Students enrolled in the SDS collaborative program are required to take our core course, SDS1000H. Due to high demand for the course, this year (2019-2020) students may take SDS1999H to fulfill the core course requirement in lieu of SDS1000. Please contact the department for more details.

SDS1000H Theory and Methods in Sexual Diversity Studies (January 2020)

Time: Winter Term (2020), Fridays, 1-3pm

SDS1000H1S Winter 2020 is full. Enrollment for SDS1000 in Winter 2021 will begin in September 2020.

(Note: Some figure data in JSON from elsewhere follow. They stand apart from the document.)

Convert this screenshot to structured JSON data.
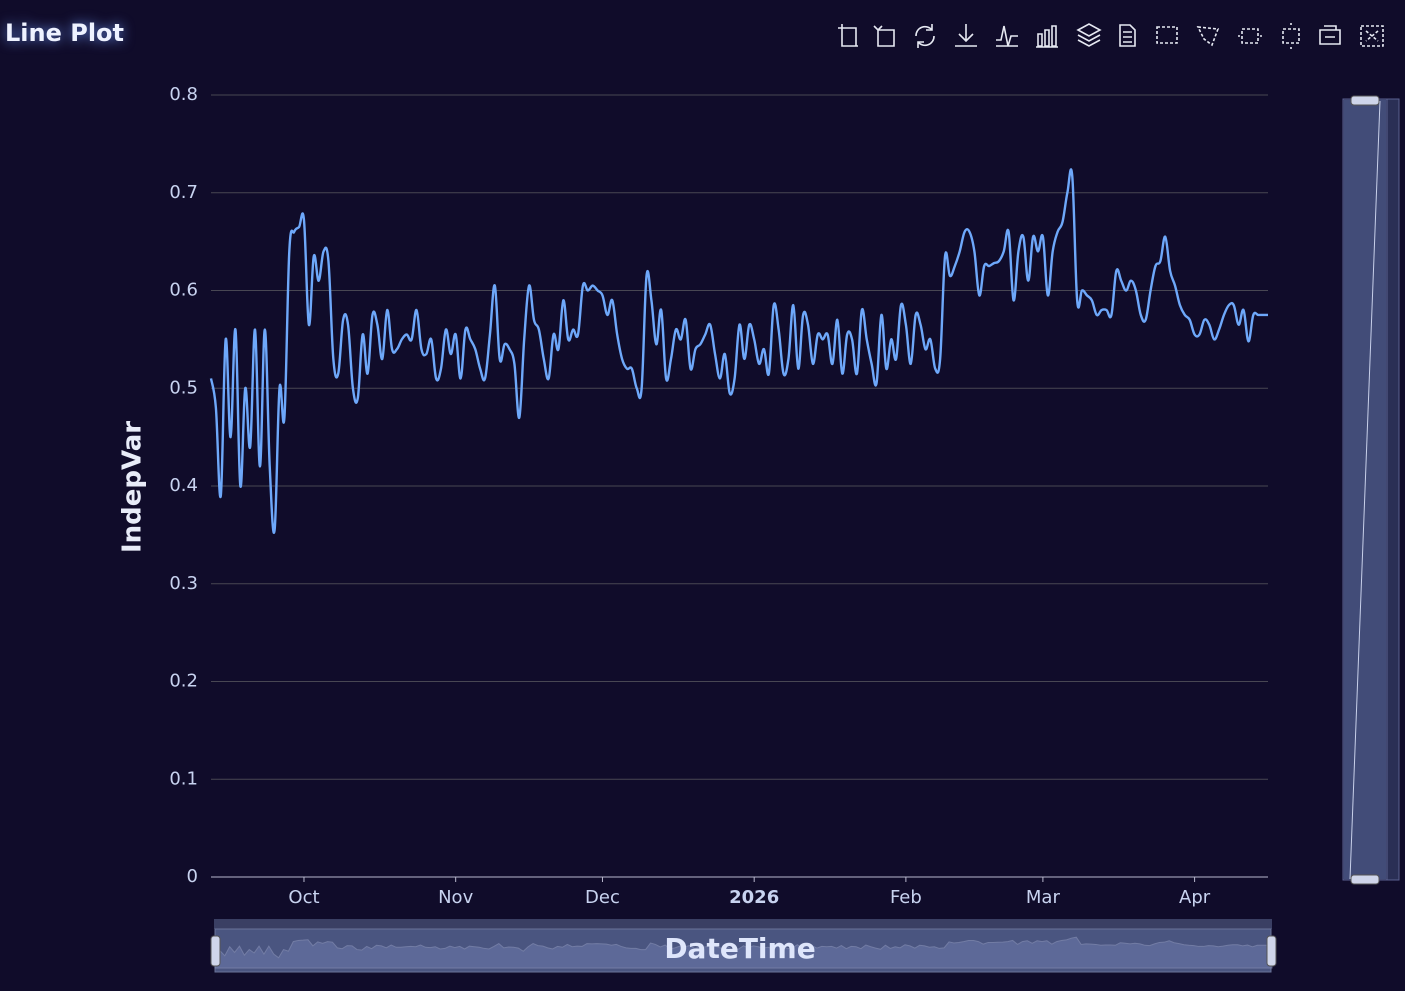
{
  "chart_data": {
    "type": "line",
    "title": "Line Plot",
    "xlabel": "DateTime",
    "ylabel": "IndepVar",
    "x": [
      "2025-09-12",
      "2025-09-13",
      "2025-09-14",
      "2025-09-15",
      "2025-09-16",
      "2025-09-17",
      "2025-09-18",
      "2025-09-19",
      "2025-09-20",
      "2025-09-21",
      "2025-09-22",
      "2025-09-23",
      "2025-09-24",
      "2025-09-25",
      "2025-09-26",
      "2025-09-27",
      "2025-09-28",
      "2025-09-29",
      "2025-09-30",
      "2025-10-01",
      "2025-10-02",
      "2025-10-03",
      "2025-10-04",
      "2025-10-05",
      "2025-10-06",
      "2025-10-07",
      "2025-10-08",
      "2025-10-09",
      "2025-10-10",
      "2025-10-11",
      "2025-10-12",
      "2025-10-13",
      "2025-10-14",
      "2025-10-15",
      "2025-10-16",
      "2025-10-17",
      "2025-10-18",
      "2025-10-19",
      "2025-10-20",
      "2025-10-21",
      "2025-10-22",
      "2025-10-23",
      "2025-10-24",
      "2025-10-25",
      "2025-10-26",
      "2025-10-27",
      "2025-10-28",
      "2025-10-29",
      "2025-10-30",
      "2025-10-31",
      "2025-11-01",
      "2025-11-02",
      "2025-11-03",
      "2025-11-04",
      "2025-11-05",
      "2025-11-06",
      "2025-11-07",
      "2025-11-08",
      "2025-11-09",
      "2025-11-10",
      "2025-11-11",
      "2025-11-12",
      "2025-11-13",
      "2025-11-14",
      "2025-11-15",
      "2025-11-16",
      "2025-11-17",
      "2025-11-18",
      "2025-11-19",
      "2025-11-20",
      "2025-11-21",
      "2025-11-22",
      "2025-11-23",
      "2025-11-24",
      "2025-11-25",
      "2025-11-26",
      "2025-11-27",
      "2025-11-28",
      "2025-11-29",
      "2025-11-30",
      "2025-12-01",
      "2025-12-02",
      "2025-12-03",
      "2025-12-04",
      "2025-12-05",
      "2025-12-06",
      "2025-12-07",
      "2025-12-08",
      "2025-12-09",
      "2025-12-10",
      "2025-12-11",
      "2025-12-12",
      "2025-12-13",
      "2025-12-14",
      "2025-12-15",
      "2025-12-16",
      "2025-12-17",
      "2025-12-18",
      "2025-12-19",
      "2025-12-20",
      "2025-12-21",
      "2025-12-22",
      "2025-12-23",
      "2025-12-24",
      "2025-12-25",
      "2025-12-26",
      "2025-12-27",
      "2025-12-28",
      "2025-12-29",
      "2025-12-30",
      "2025-12-31",
      "2026-01-01",
      "2026-01-02",
      "2026-01-03",
      "2026-01-04",
      "2026-01-05",
      "2026-01-06",
      "2026-01-07",
      "2026-01-08",
      "2026-01-09",
      "2026-01-10",
      "2026-01-11",
      "2026-01-12",
      "2026-01-13",
      "2026-01-14",
      "2026-01-15",
      "2026-01-16",
      "2026-01-17",
      "2026-01-18",
      "2026-01-19",
      "2026-01-20",
      "2026-01-21",
      "2026-01-22",
      "2026-01-23",
      "2026-01-24",
      "2026-01-25",
      "2026-01-26",
      "2026-01-27",
      "2026-01-28",
      "2026-01-29",
      "2026-01-30",
      "2026-01-31",
      "2026-02-01",
      "2026-02-02",
      "2026-02-03",
      "2026-02-04",
      "2026-02-05",
      "2026-02-06",
      "2026-02-07",
      "2026-02-08",
      "2026-02-09",
      "2026-02-10",
      "2026-02-11",
      "2026-02-12",
      "2026-02-13",
      "2026-02-14",
      "2026-02-15",
      "2026-02-16",
      "2026-02-17",
      "2026-02-18",
      "2026-02-19",
      "2026-02-20",
      "2026-02-21",
      "2026-02-22",
      "2026-02-23",
      "2026-02-24",
      "2026-02-25",
      "2026-02-26",
      "2026-02-27",
      "2026-02-28",
      "2026-03-01",
      "2026-03-02",
      "2026-03-03",
      "2026-03-04",
      "2026-03-05",
      "2026-03-06",
      "2026-03-07",
      "2026-03-08",
      "2026-03-09",
      "2026-03-10",
      "2026-03-11",
      "2026-03-12",
      "2026-03-13",
      "2026-03-14",
      "2026-03-15",
      "2026-03-16",
      "2026-03-17",
      "2026-03-18",
      "2026-03-19",
      "2026-03-20",
      "2026-03-21",
      "2026-03-22",
      "2026-03-23",
      "2026-03-24",
      "2026-03-25",
      "2026-03-26",
      "2026-03-27",
      "2026-03-28",
      "2026-03-29",
      "2026-03-30",
      "2026-03-31",
      "2026-04-01",
      "2026-04-02",
      "2026-04-03",
      "2026-04-04",
      "2026-04-05",
      "2026-04-06",
      "2026-04-07",
      "2026-04-08",
      "2026-04-09",
      "2026-04-10",
      "2026-04-11",
      "2026-04-12",
      "2026-04-13",
      "2026-04-14",
      "2026-04-15",
      "2026-04-16"
    ],
    "series": [
      {
        "color": "#6ea8fa",
        "values": [
          0.51,
          0.48,
          0.39,
          0.55,
          0.45,
          0.56,
          0.4,
          0.5,
          0.44,
          0.56,
          0.42,
          0.56,
          0.42,
          0.355,
          0.5,
          0.47,
          0.64,
          0.66,
          0.665,
          0.672,
          0.565,
          0.635,
          0.61,
          0.64,
          0.63,
          0.53,
          0.515,
          0.57,
          0.565,
          0.5,
          0.49,
          0.555,
          0.515,
          0.575,
          0.565,
          0.53,
          0.58,
          0.54,
          0.54,
          0.55,
          0.555,
          0.55,
          0.58,
          0.54,
          0.535,
          0.55,
          0.51,
          0.52,
          0.56,
          0.535,
          0.555,
          0.51,
          0.56,
          0.55,
          0.54,
          0.52,
          0.51,
          0.555,
          0.605,
          0.53,
          0.545,
          0.54,
          0.525,
          0.47,
          0.55,
          0.605,
          0.57,
          0.56,
          0.53,
          0.51,
          0.555,
          0.54,
          0.59,
          0.55,
          0.56,
          0.555,
          0.605,
          0.6,
          0.605,
          0.6,
          0.595,
          0.575,
          0.59,
          0.555,
          0.53,
          0.52,
          0.52,
          0.5,
          0.5,
          0.615,
          0.59,
          0.545,
          0.58,
          0.51,
          0.53,
          0.56,
          0.55,
          0.57,
          0.52,
          0.54,
          0.545,
          0.555,
          0.565,
          0.535,
          0.51,
          0.535,
          0.495,
          0.51,
          0.565,
          0.53,
          0.565,
          0.55,
          0.525,
          0.54,
          0.515,
          0.585,
          0.56,
          0.515,
          0.53,
          0.585,
          0.52,
          0.575,
          0.565,
          0.525,
          0.555,
          0.55,
          0.555,
          0.525,
          0.57,
          0.515,
          0.555,
          0.55,
          0.515,
          0.58,
          0.55,
          0.525,
          0.505,
          0.575,
          0.52,
          0.55,
          0.53,
          0.585,
          0.565,
          0.525,
          0.575,
          0.565,
          0.54,
          0.55,
          0.52,
          0.53,
          0.635,
          0.615,
          0.625,
          0.64,
          0.66,
          0.66,
          0.64,
          0.595,
          0.625,
          0.625,
          0.628,
          0.63,
          0.64,
          0.66,
          0.59,
          0.64,
          0.655,
          0.61,
          0.655,
          0.64,
          0.655,
          0.595,
          0.64,
          0.66,
          0.67,
          0.7,
          0.717,
          0.59,
          0.6,
          0.595,
          0.59,
          0.575,
          0.58,
          0.58,
          0.575,
          0.62,
          0.61,
          0.6,
          0.61,
          0.6,
          0.575,
          0.57,
          0.6,
          0.625,
          0.63,
          0.655,
          0.62,
          0.605,
          0.585,
          0.575,
          0.57,
          0.555,
          0.555,
          0.57,
          0.565,
          0.55,
          0.56,
          0.575,
          0.585,
          0.585,
          0.565,
          0.58,
          0.548,
          0.575,
          0.575,
          0.575,
          0.575
        ]
      }
    ],
    "xlim": [
      "2025-09-12",
      "2026-04-16"
    ],
    "xticks": [
      {
        "value": "2025-10-01",
        "label": "Oct"
      },
      {
        "value": "2025-11-01",
        "label": "Nov"
      },
      {
        "value": "2025-12-01",
        "label": "Dec"
      },
      {
        "value": "2026-01-01",
        "label": "2026"
      },
      {
        "value": "2026-02-01",
        "label": "Feb"
      },
      {
        "value": "2026-03-01",
        "label": "Mar"
      },
      {
        "value": "2026-04-01",
        "label": "Apr"
      }
    ],
    "ylim": [
      0,
      0.8
    ],
    "yticks": [
      0,
      0.1,
      0.2,
      0.3,
      0.4,
      0.5,
      0.6,
      0.7,
      0.8
    ],
    "grid": true
  }
}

This course is designed to serve as the core course for the Collaborative Specialization in Sexual Diversity Studies, although students whose departments are not part of the Collaborative Specialization, or who for other reasons, are not in the program are nevertheless very welcome to take the course if spaces are available.  Registration in the course requires a SDS1000 ballot, which must be submitted to the Bonham Centre office at sexual.diversity@utoronto.ca.  The course is limited to 15 spaces.

 

SDS1999H  Special Topics: Queering Design: Sexual Politics of Space, Place, and Digital Culture (Fall 2019)

Instructor: Jasmine Rault

Time: Fall Term, Thursdays 1-4pm

This course asks students to explore the ways that queer theory might be taken up by design thinking. The queerness that this course engages is a capacious critical orientation to those lives and modes of living, bodies and forms of embodiment, creative imaginations and their limits, that shape our everyday sense of what is possible and impossible. Thinking queerly allows us to ask, how do we imagine and design for justice and freedom – in fields not limited to architecture, urban planning, domestic and digital space? With a focus on design justice, we will explore the ways that material and digital architectures work to both reflect and shape our intimate experiences and knowledges of gender, sexuality, race, class, nation, ability, safety and risk, capacity and incapacity. In what ways do design decisions enable, disable, discipline and disorient genders, sexualities, racialities, desires, imaginings, socialities and intimacies?